Health and Nutrition Some non-organic cows may never be allowed outdoors, but their milk may still be marketed as grass-fed—even if just a small portion of their diet is, say, dried hay and the rest is grain.
Many consumers today are interested in “grass-fed” products that make claims about how livestock have been fed and, presumably, treated. The idea is that milk and meat should come from animals that have been treated humanely and allowed to express their natural behaviors in their preferred environments. And for most people, that evokes a pretty mental picture: happy cows grazing on lush meadows filled with grass, alfalfa and clover.
What you eat
Beyond humane treatment, fans of grass-fed products are often seeking the nutritional benefits of grass-fed. Research has shown that organic whole milk is high in healthy nutrients like omega-3 fats and conjugated linoleic acid. Science points specifically to the fresh grasses and legumes that organic cows are required to have access to. Once dried, baled or pelletized, these nutrients diminish.
“'There is nothing better than organic dairy that comes from cows eating fresh grass and clover, as much as possible.'”
Another reason many are seeking grass-fed dairy products is flavor. Premium grass-fed dairy like butter and cheese is produced from milk that has seasonal variations in flavor. This is similar to the terroir of wine, by which the environment—soil, weather and sunlight—influences the flavor of particular grapes from a particular region and growing season. With different seasonal grasses on pasture, true grass-fed dairy has a rich flavor profile that many people like.
Under the label
A challenge for consumers, however, is to understand what it means when companies market their products as grass-fed. That’s because there’s no single standard or certification established for grass-fed milk.
But USDA Organic certification is a guarantee that cows have spent at least 120 days per year grazing on pasture.

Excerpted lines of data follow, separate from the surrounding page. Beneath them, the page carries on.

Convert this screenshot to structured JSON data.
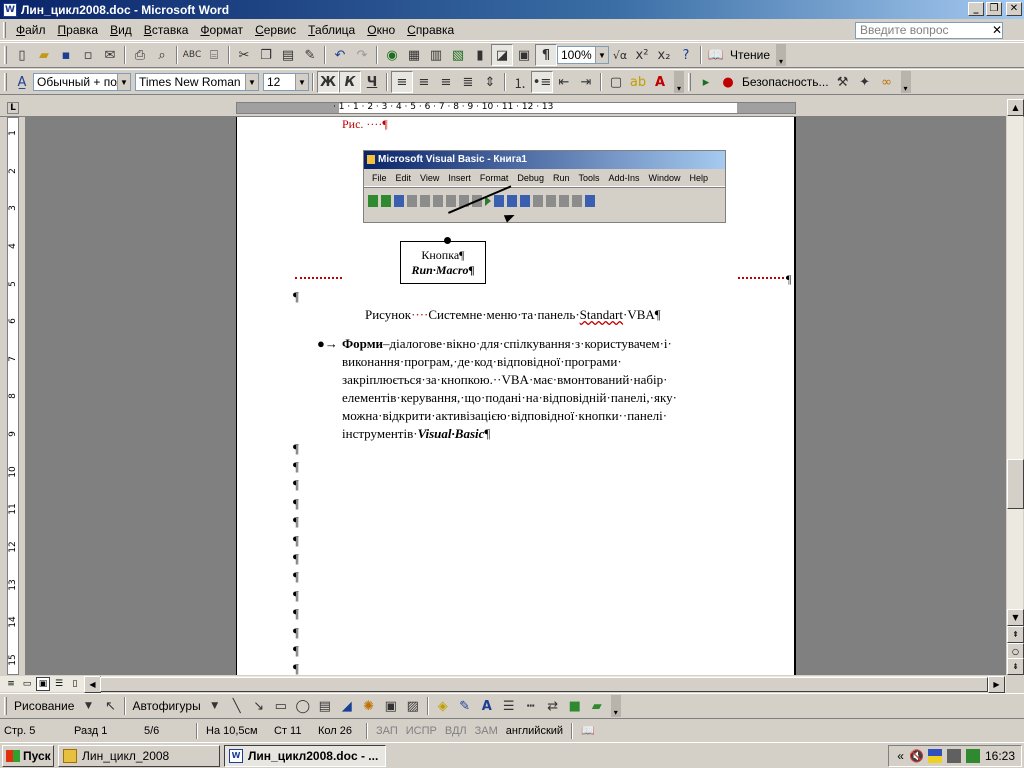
{
  "window": {
    "title": "Лин_цикл2008.doc - Microsoft Word",
    "app_icon": "W",
    "buttons": [
      "_",
      "❐",
      "✕"
    ]
  },
  "menubar": {
    "items": [
      "Файл",
      "Правка",
      "Вид",
      "Вставка",
      "Формат",
      "Сервис",
      "Таблица",
      "Окно",
      "Справка"
    ],
    "ask_placeholder": "Введите вопрос",
    "close": "✕"
  },
  "standard_toolbar": {
    "zoom": "100%",
    "reading_label": "Чтение"
  },
  "formatting_toolbar": {
    "style": "Обычный + пол",
    "font": "Times New Roman",
    "size": "12",
    "bold": "Ж",
    "italic": "К",
    "underline": "Ч",
    "security_label": "Безопасность..."
  },
  "ruler": {
    "corner": "L",
    "numbers": "· 1 · 1 · 2 · 3 · 4 · 5 · 6 · 7 · 8 · 9 · 10 · 11 · 12 · 13",
    "vertical_numbers": [
      "1",
      "2",
      "3",
      "4",
      "5",
      "6",
      "7",
      "8",
      "9",
      "10",
      "11",
      "12",
      "13",
      "14",
      "15"
    ]
  },
  "document": {
    "caption_top": "Рис. ····¶",
    "vba_window": {
      "title": "Microsoft Visual Basic - Книга1",
      "menu": [
        "File",
        "Edit",
        "View",
        "Insert",
        "Format",
        "Debug",
        "Run",
        "Tools",
        "Add-Ins",
        "Window",
        "Help"
      ]
    },
    "callout_line1": "Кнопка¶",
    "callout_line2": "Run·Macro¶",
    "pilcrow": "¶",
    "figure_caption_prefix": "Рисунок",
    "figure_caption_dots": "····",
    "figure_caption_body": "Системне·меню·та·панель·",
    "figure_caption_underlined": "Standart",
    "figure_caption_end": "·VBA¶",
    "bullet_symbol": "●→",
    "bullet_bold": "Форми",
    "bullet_text": "–діалогове·вікно·для·спілкування·з·користувачем·і· виконання·програм,·де·код·відповідної·програми· закріплюється·за·кнопкою.··VBA·має·вмонтований·набір· елементів·керування,·що·подані·на·відповідній·панелі,·яку· можна·відкрити·активізацією·відповідної·кнопки··панелі· інструментів·",
    "bullet_italic": "Visual·Basic",
    "bullet_end": "¶"
  },
  "drawing_toolbar": {
    "draw_label": "Рисование",
    "autoshapes_label": "Автофигуры"
  },
  "statusbar": {
    "page": "Стр. 5",
    "section": "Разд 1",
    "pages": "5/6",
    "at": "На 10,5см",
    "line": "Ст 11",
    "col": "Кол 26",
    "rec": "ЗАП",
    "trk": "ИСПР",
    "ext": "ВДЛ",
    "ovr": "ЗАМ",
    "language": "английский"
  },
  "taskbar": {
    "start_label": "Пуск",
    "tasks": [
      "Лин_цикл_2008",
      "Лин_цикл2008.doc - ..."
    ],
    "clock": "16:23",
    "tray_arrow": "«"
  }
}
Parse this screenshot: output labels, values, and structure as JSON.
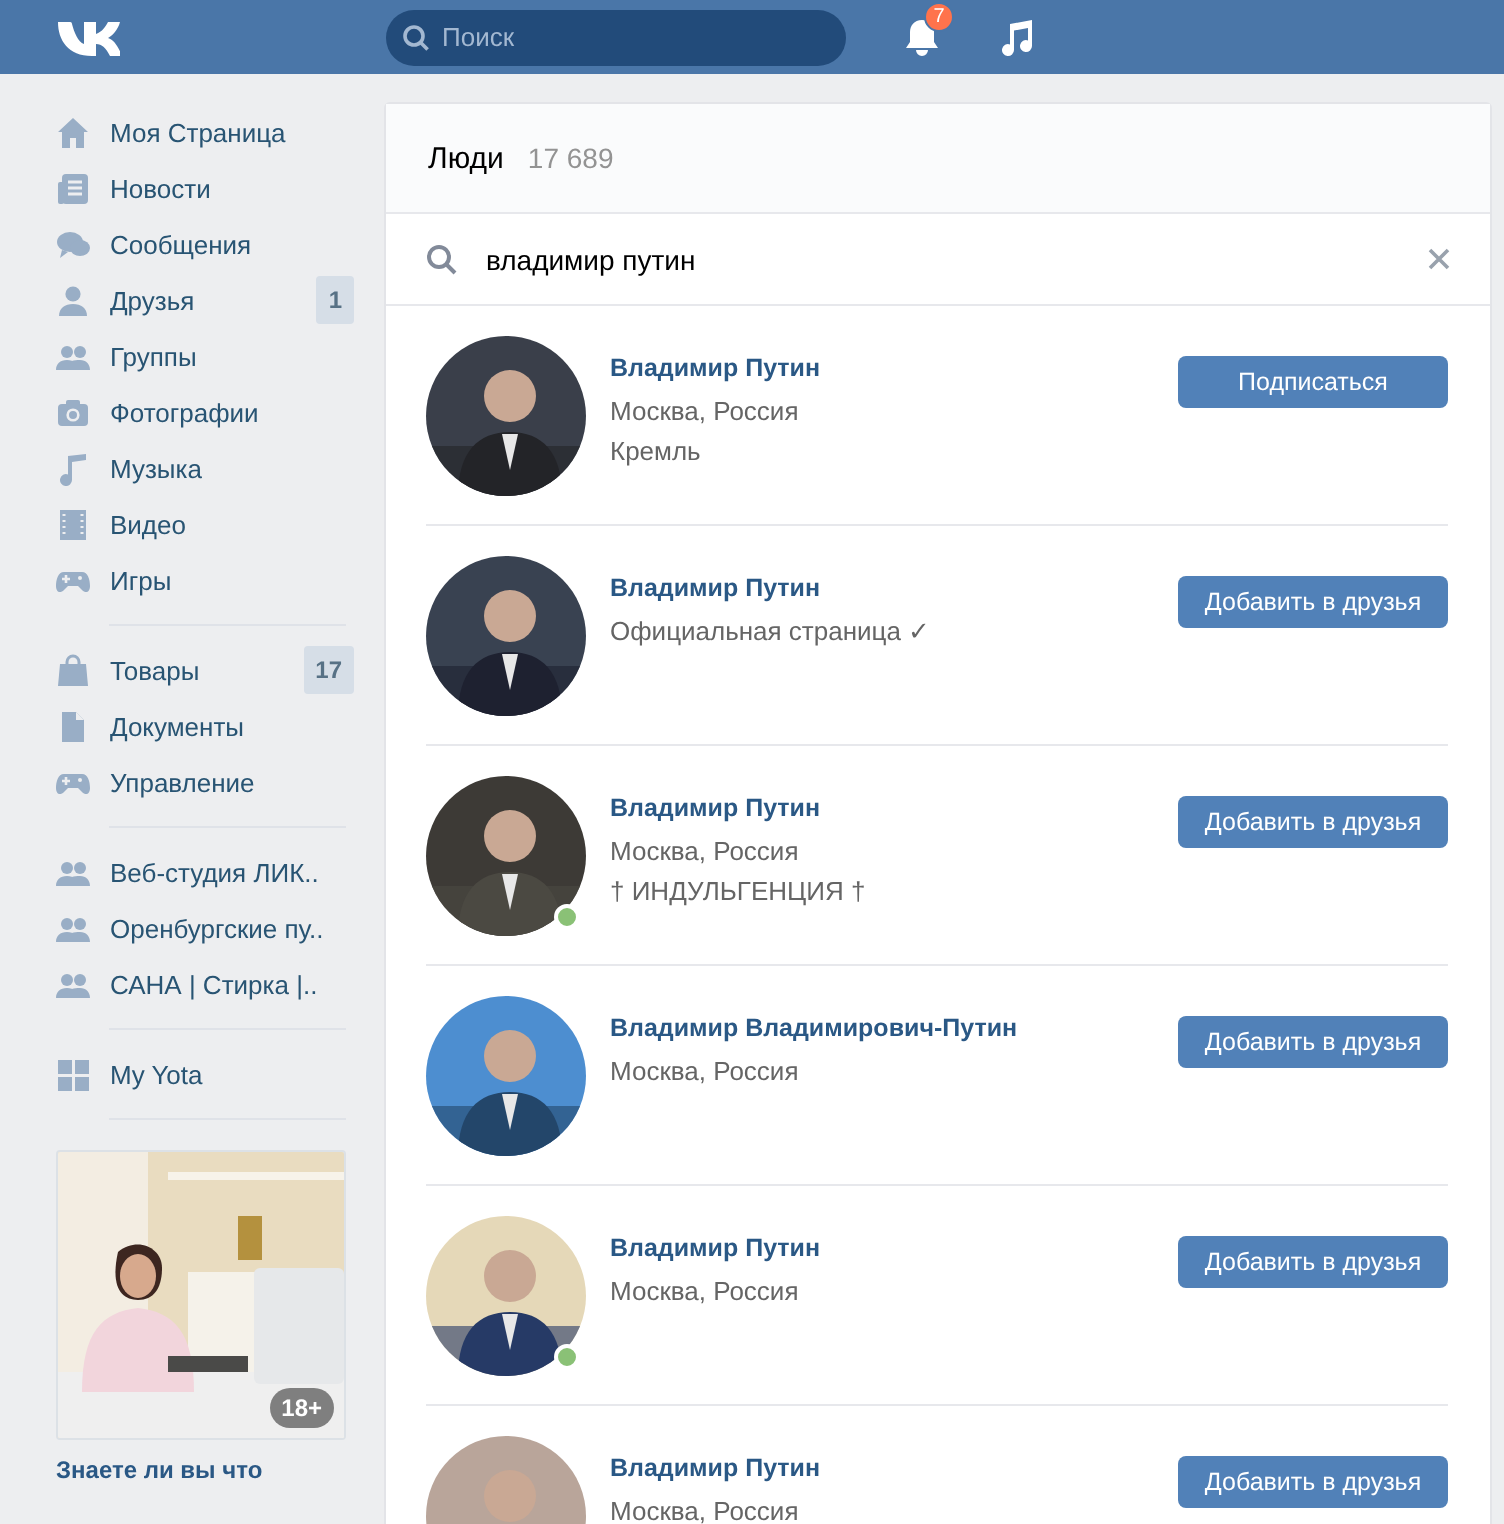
{
  "header": {
    "search": {
      "placeholder": "Поиск"
    },
    "notifications": {
      "badge": "7"
    }
  },
  "sidebar": {
    "groups": [
      [
        {
          "label": "Моя Страница"
        },
        {
          "label": "Новости"
        },
        {
          "label": "Сообщения"
        },
        {
          "label": "Друзья",
          "badge": "1"
        },
        {
          "label": "Группы"
        },
        {
          "label": "Фотографии"
        },
        {
          "label": "Музыка"
        },
        {
          "label": "Видео"
        },
        {
          "label": "Игры"
        }
      ],
      [
        {
          "label": "Товары",
          "badge": "17"
        },
        {
          "label": "Документы"
        },
        {
          "label": "Управление"
        }
      ],
      [
        {
          "label": "Веб-студия ЛИК.."
        },
        {
          "label": "Оренбургские пу.."
        },
        {
          "label": "САНА | Стирка |.."
        }
      ],
      [
        {
          "label": "My Yota"
        }
      ]
    ],
    "ad": {
      "age": "18+",
      "title": "Знаете ли вы что"
    }
  },
  "people": {
    "title": "Люди",
    "count": "17 689",
    "query": "владимир путин",
    "results": [
      {
        "name": "Владимир Путин",
        "lines": [
          "Москва, Россия",
          "Кремль"
        ],
        "button": "Подписаться",
        "online": false
      },
      {
        "name": "Владимир Путин",
        "lines": [
          "Официальная страница ✓"
        ],
        "button": "Добавить в друзья",
        "online": false
      },
      {
        "name": "Владимир Путин",
        "lines": [
          "Москва, Россия",
          "† ИНДУЛЬГЕНЦИЯ †"
        ],
        "button": "Добавить в друзья",
        "online": true
      },
      {
        "name": "Владимир Владимирович-Путин",
        "lines": [
          "Москва, Россия"
        ],
        "button": "Добавить в друзья",
        "online": false
      },
      {
        "name": "Владимир Путин",
        "lines": [
          "Москва, Россия"
        ],
        "button": "Добавить в друзья",
        "online": true
      },
      {
        "name": "Владимир Путин",
        "lines": [
          "Москва, Россия"
        ],
        "button": "Добавить в друзья",
        "online": false
      }
    ]
  }
}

That is a requirement, verified by third-party certifiers, that all organic farmers must meet or else they can lose their certification.
“Grass is what cows are built to eat, and they really love to be on fresh pasture,” says organic dairy farmer Tucker Gretebeck, who farms in Cashton, Wisconsin with his wife Rebecca and their two children. “There is nothing better than organic dairy that comes from cows eating fresh grass and clover, as much as possible.”
Gretebeck’s herd of 150 cows is 100 percent grass-fed. They are on pasture throughout the growing season and are never fed corn, soy or oats. In winter they are fed dried forage and grain-free silage. In his estimation, consumers who want premium, authentic grass-fed dairy should look for two things on a label: that the product is made with the milk of 100 percent grass-fed cows, and that it’s USDA Certified Organic.